So, if I understand correctly, it would appear that for the short term you are in a somewhat isolated situation and really want to use the time effectively to buckle down and focus on learning more of the technical side of playing guitar ....... and if so, you do appear to have this covered fairly well ....... scales, arpeggios, ear training, learning complete pieces, etc. are all part of it.

If long term, you are looking to get into a school to learn/play more guitar, you probably need to be looking into something like Berklee College of Music as soon as possible .......... they should have the resources to help lead you in the right direction ...... as well, I believe they are set up now to do quite a bit online ....... (there must be similar programs in Canada ...... I just do not know off-hand where they are).

As well, and if at all possible, I think I would still try to work playing with others into your practicing ........ find that person that can only play one chord ....... show him an E ....... get him to play 20 minutes of various rhythms while you run through your E scales and arpeggios ....... and voila, an instant Phish concert! ........ (then teach them a second chord ...... and jam over 2 chords).

Hope this helps ....... good luck and keep us up-to-date with your progress.


----------



## SaviArt (Mar 1, 2012)

It's nice to see your detailed plan. If you want to take a rest on sunday then I suggest you to spend it also playing. Play for example for 1 hour simple chordal songs, sing songs or just play something you like This dynamic rest is much better than static. 

But talking about your plan, it's good. Keep on it for about 6 - 9 months and change it. This way of changing your practice approach will make your learning much better


----------



## Starquasi (Feb 11, 2009)

Looks like a very ambitious plan that can be accomplished when accompanied by love for the instrument and a dedication to the craft!

I have found that the best way to accomplish a goal is to be kept accountable in my pursuit. With music, this is through a teacher, a jamming partner, the players I work with or, at the very least, through an online community like this one. 

So here's my question, without judgement: How's it going? Are you reaching your goals? Do you need some friendly motivation? Help refining your goals? We're interested, let us know!


----------



## jeremy_green (Nov 10, 2010)

It's very ambitious and i applaud you for getting organized.
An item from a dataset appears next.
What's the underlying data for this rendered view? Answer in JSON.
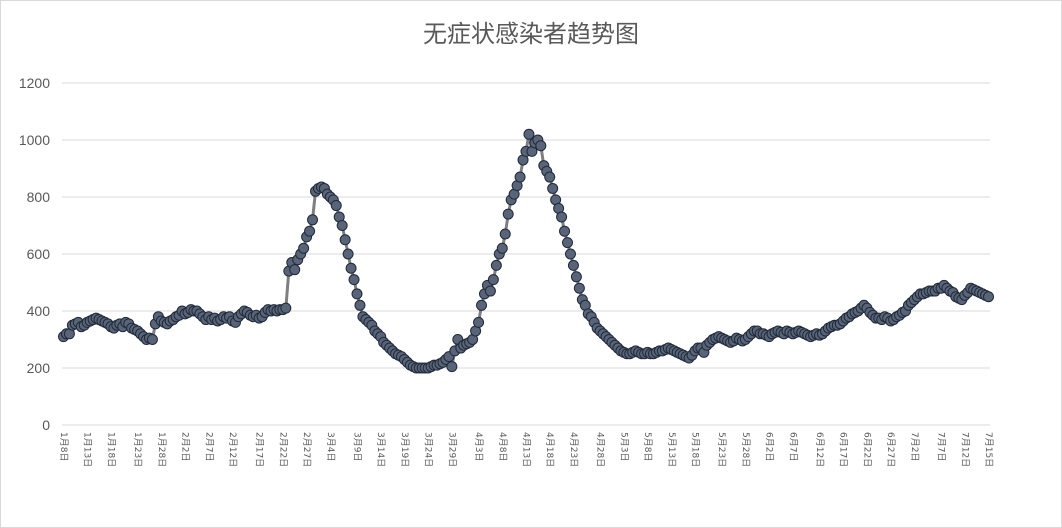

My immediate reaction is this... are you looking to become a teacher OR a killer player? I assume the answer to be likely both... but seriously think about the answer and you can only pick one. This seems to lean more to the teacher category - which is cool, if that is where you wanna go.

The reason I ask is this is all very technical... least a great deal of it. For me there is FAR too little ear work going on. This would be my breakdown.

Technical drills 5% (ALWAYS to a click of some kind)
Chord Vocabulary 5% (ALWAYS to a click of some kind)
20% spontaneous composition (ALWAYS to a click of some kind)
20% planned composition (ALWAYS to a click of some kind)
50% ear work - learning entire albums - NO TAB ... EVER. (ALWAYS to a click of some kind)

away from the guitar:
Song analysis - write out the album songs you figured out and figure out , the key, time signature, the chords (break them into a I, IV, V - type numeric system), the scales, look at the solos and find the chord tones used.

Three things make a great musician to me (there are more but these are tops)
1. Imagination
2. Ear
3. Rhythm

With these 3 things everything else falls into place. So make sure whatever routine you do it addresses these areas.


----------



## BEMUSofNrthAmra (Jun 9, 2012)

Sounds boring as hell to me.

I would lose my enthusiasm for playing if I was forced to follow that kind of schedule.

That's nazi stuff right there.


----------



## Starquasi (Feb 11, 2009)

Everyone learns a little differently and has different goals. I wouldn't equate this practise schedule with anything other than self-discipline. More Bruce Lee than anything else...


----------